Tarwhine: The Jetty Underdog
While the whiting slow down, tarwhine quietly pick up the slack off the metro jetties. They’re a cousin of the bream, they school up in the cooler months, and they’ll save a session when nothing else wants to play. They also make excellent table fish if you bleed them quick.
Ammo Jetty is hard to beat in June, and Bicton Baths holds tarwhine through winter. Hillarys Boat Harbour breakwalls produce too. Small long-shank hooks, a light sinker, and fresh prawn or squid. Fish the pylons and shaded edges, berley lightly, and expect a mix of tarwhine, herring and the odd skippy. On a cold grey morning with a light sou-wester, a jetty session full of tarwhine is a perfectly acceptable outcome.

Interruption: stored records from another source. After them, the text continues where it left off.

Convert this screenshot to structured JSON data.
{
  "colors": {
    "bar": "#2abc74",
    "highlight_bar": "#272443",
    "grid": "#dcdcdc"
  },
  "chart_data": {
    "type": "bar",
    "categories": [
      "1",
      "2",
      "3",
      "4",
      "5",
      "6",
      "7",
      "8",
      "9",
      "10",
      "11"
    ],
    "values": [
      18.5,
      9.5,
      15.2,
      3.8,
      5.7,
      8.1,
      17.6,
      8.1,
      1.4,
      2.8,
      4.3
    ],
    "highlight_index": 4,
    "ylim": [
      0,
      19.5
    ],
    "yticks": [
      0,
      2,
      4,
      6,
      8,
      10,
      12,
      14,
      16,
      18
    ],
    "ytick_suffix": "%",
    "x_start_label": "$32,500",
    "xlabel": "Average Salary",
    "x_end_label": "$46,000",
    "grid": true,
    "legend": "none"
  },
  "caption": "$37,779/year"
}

Australian Herring: Still There, Still Biting
Australian herring don’t care what month it is. Cold front, warm snap, howling easterly, glassy morning — they’re still there, still eating. In June they’re the fallback that lets you call the session a success when the bream have shut down and the mulloway are being mulloway.
Any jetty, groyne, or sheltered beach with a bit of structure will hold them. Ammo Jetty and the breakwalls at Hillarys Boat Harbour are safe bets. Gang hooks under a float with a strip of mulie is the rig that won’t let you down. They’re brilliant for getting kids on fish when it’s too cold for anything adventurous, and the bigger ones make outstanding live bait for Swan mulloway that same evening. Two birds, one session.
Working the Weather
The real skill in June isn’t the rigs or the baits — it’s reading the forecast and picking the gap. Cold fronts roll through every three to five days. The front itself is a write-off. The 36 hours after a front clears, as the wind swings south-east and backs off, is when things switch on. The BOM coastal wind warning page will become your most-opened tab. State of Origin might be on in the background, ignored. The Dockers or Eagles debrief will be playing on the drive home and it will be dark. That’s June.
Dawesville Cut fishes well on the clean end of a front for everything from bream to tailor strays, and the Mandurah system generally offers more shelter than the open metro beaches when the wind’s up. If the whole week looks grim, pick the least grim day, rug up, and back yourself.
June isn’t the month for fair-weather anglers. It’s the month for the ones who’ve already done the Coles run at 6am in a puffer jacket over trackies and called it dressed. Check BiteCompass for wind, swell and tides before you commit, pick your window between the fronts, and you’ll find Perth in winter quietly produces some of the best fishing of the year.